Brinker Mark R, O'Connor Daniel P
Fondren Orthopedic Group, Texas Orthopedic Hospital, Houston, Texas 77030, USA.
J Orthop Trauma. 2003 Nov-Dec;17(10):668-76. doi: 10.1097/00005131-200311000-00002.
To evaluate a new operative treatment of femoral nonunion following failed exchange nailing.
Retrospective review, consecutive series. SETTING Office-based orthopaedic practice.
Five consecutive patients (ages 31-67 years) were referred in with a femoral nonunion following exchange nailing an average of 28 months (range 11-55) after the initial traumatic injury. The patients had undergone an average of 5 (range 2-8) previous surgeries on the femur. No patient had signs or history of bone infection or segmental bone loss at presentation. All patients had diaphyseal or diaphyseal-metaphyseal oligotrophic nonunions and had failed an average of 2 (range 1-3) previous exchange nailings.
Slow compression (0.25 to 0.50 mm per day) of the nonunion site over a new, smaller diameter nail using an Ilizarov external fixator.
Clinical and radiographic evidence of bone union, ambulation, pain, residual deformity, or shortening.
All nonunions healed without the need for further nonunion surgery. The external fixator was removed at an average of 133 days (range 86-238 days). No deep infections occurred in any patient. All patients experienced some degree of pin site irritation. At the most recent follow-up (average 45 months; range 12-75 months), all patients had improved their functional ambulatory status and had discontinued or decreased the use of assistive devices to walk. All patients were full weight bearing. Average pain, as rated on a 0 to 10 Visual Analogue Scale, decreased from 8 of 10 before treatment to 1 of 10 after treatment. No patient experienced a clinically significant worsening of leg length discrepancy.

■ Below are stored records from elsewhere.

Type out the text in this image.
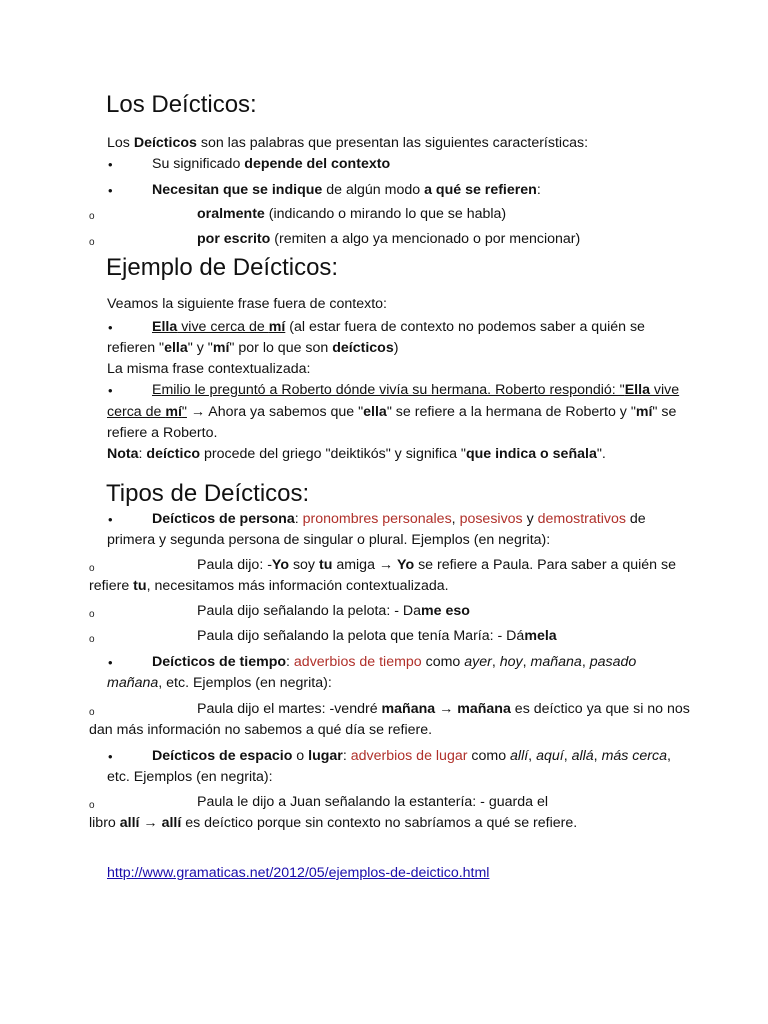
Los Deícticos:
Los Deícticos son las palabras que presentan las siguientes características:
•	Su significado depende del contexto
•	Necesitan que se indique de algún modo a qué se refieren:
o	oralmente (indicando o mirando lo que se habla)
o	por escrito (remiten a algo ya mencionado o por mencionar)
Ejemplo de Deícticos:
Veamos la siguiente frase fuera de contexto:
•	Ella vive cerca de mí (al estar fuera de contexto no podemos saber a quién se
refieren "ella" y "mí" por lo que son deícticos)
La misma frase contextualizada:
•	Emilio le preguntó a Roberto dónde vivía su hermana. Roberto respondió: "Ella vive
cerca de mí" → Ahora ya sabemos que "ella" se refiere a la hermana de Roberto y "mí" se
refiere a Roberto.
Nota: deíctico procede del griego "deiktikós" y significa "que indica o señala".
Tipos de Deícticos:
•	Deícticos de persona: pronombres personales, posesivos y demostrativos de
primera y segunda persona de singular o plural. Ejemplos (en negrita):
o	Paula dijo: -Yo soy tu amiga → Yo se refiere a Paula. Para saber a quién se
refiere tu, necesitamos más información contextualizada.
o	Paula dijo señalando la pelota: - Dame eso
o	Paula dijo señalando la pelota que tenía María: - Dámela
•	Deícticos de tiempo: adverbios de tiempo como ayer, hoy, mañana, pasado
mañana, etc. Ejemplos (en negrita):
o	Paula dijo el martes: -vendré mañana → mañana es deíctico ya que si no nos
dan más información no sabemos a qué día se refiere.
•	Deícticos de espacio o lugar: adverbios de lugar como allí, aquí, allá, más cerca,
etc. Ejemplos (en negrita):
o	Paula le dijo a Juan señalando la estantería: - guarda el
libro allí → allí es deíctico porque sin contexto no sabríamos a qué se refiere.
http://www.gramaticas.net/2012/05/ejemplos-de-deictico.html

Slow compression over an intramedullary nail using external fixation successfully promotes the healing of problematic femoral nonunions that have failed one or more prior exchange nailings.

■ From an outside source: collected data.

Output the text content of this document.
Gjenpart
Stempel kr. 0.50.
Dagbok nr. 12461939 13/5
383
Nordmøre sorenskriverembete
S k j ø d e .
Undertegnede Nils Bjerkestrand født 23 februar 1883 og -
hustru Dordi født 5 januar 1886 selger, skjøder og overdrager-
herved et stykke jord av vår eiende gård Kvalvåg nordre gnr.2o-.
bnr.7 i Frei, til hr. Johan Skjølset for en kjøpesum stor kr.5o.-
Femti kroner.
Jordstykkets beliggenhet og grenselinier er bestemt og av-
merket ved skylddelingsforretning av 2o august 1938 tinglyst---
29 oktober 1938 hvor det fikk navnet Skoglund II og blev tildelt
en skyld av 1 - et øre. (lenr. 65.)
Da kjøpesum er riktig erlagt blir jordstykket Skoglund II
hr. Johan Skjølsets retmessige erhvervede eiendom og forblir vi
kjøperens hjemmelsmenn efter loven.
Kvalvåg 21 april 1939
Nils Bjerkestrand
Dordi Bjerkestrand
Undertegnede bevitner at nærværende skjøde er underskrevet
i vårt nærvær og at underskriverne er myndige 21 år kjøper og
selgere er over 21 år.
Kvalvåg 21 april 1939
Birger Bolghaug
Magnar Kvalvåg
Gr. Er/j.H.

评估一种用于治疗交锁髓内钉固定失败后股骨骨不连的新型手术治疗方法。
回顾性研究,连续病例系列。地点:门诊骨科诊所。
连续5例患者(年龄31 - 67岁),在初次创伤性损伤后平均28个月(范围11 - 55个月)行交锁髓内钉固定后出现股骨骨不连。这些患者平均接受过5次(范围2 - 8次)股骨先前手术。所有患者就诊时均无骨感染体征或病史,也无节段性骨丢失。所有患者均为骨干或骨干 - 干骺端营养不良性骨不连,且先前平均2次(范围1 - 3次)交锁髓内钉固定失败。
使用Ilizarov外固定器在一根新的、直径较小的髓内钉上对骨不连部位进行缓慢加压(每天0.25至0.50毫米)。
骨愈合的临床和影像学证据、行走能力、疼痛、残留畸形或肢体短缩情况。
所有骨不连均愈合,无需进一步行骨不连手术。外固定器平均在133天(范围86 - 238天)后拆除。所有患者均未发生深部感染。所有患者均有一定程度的针道刺激。在最近一次随访时(平均45个月;范围12 - 75个月)所有患者的功能行走状态均有改善,且已停止或减少使用辅助行走装置。所有患者均能完全负重。按0至10分视觉模拟评分法评估,平均疼痛程度从治疗前的10分中的8分降至治疗后的10分中的1分。没有患者出现临床上有意义的下肢长度差异恶化情况。
使用外固定对髓内钉进行缓慢加压可成功促进先前一次或多次交锁髓内钉固定失败的难治性股骨骨不连的愈合。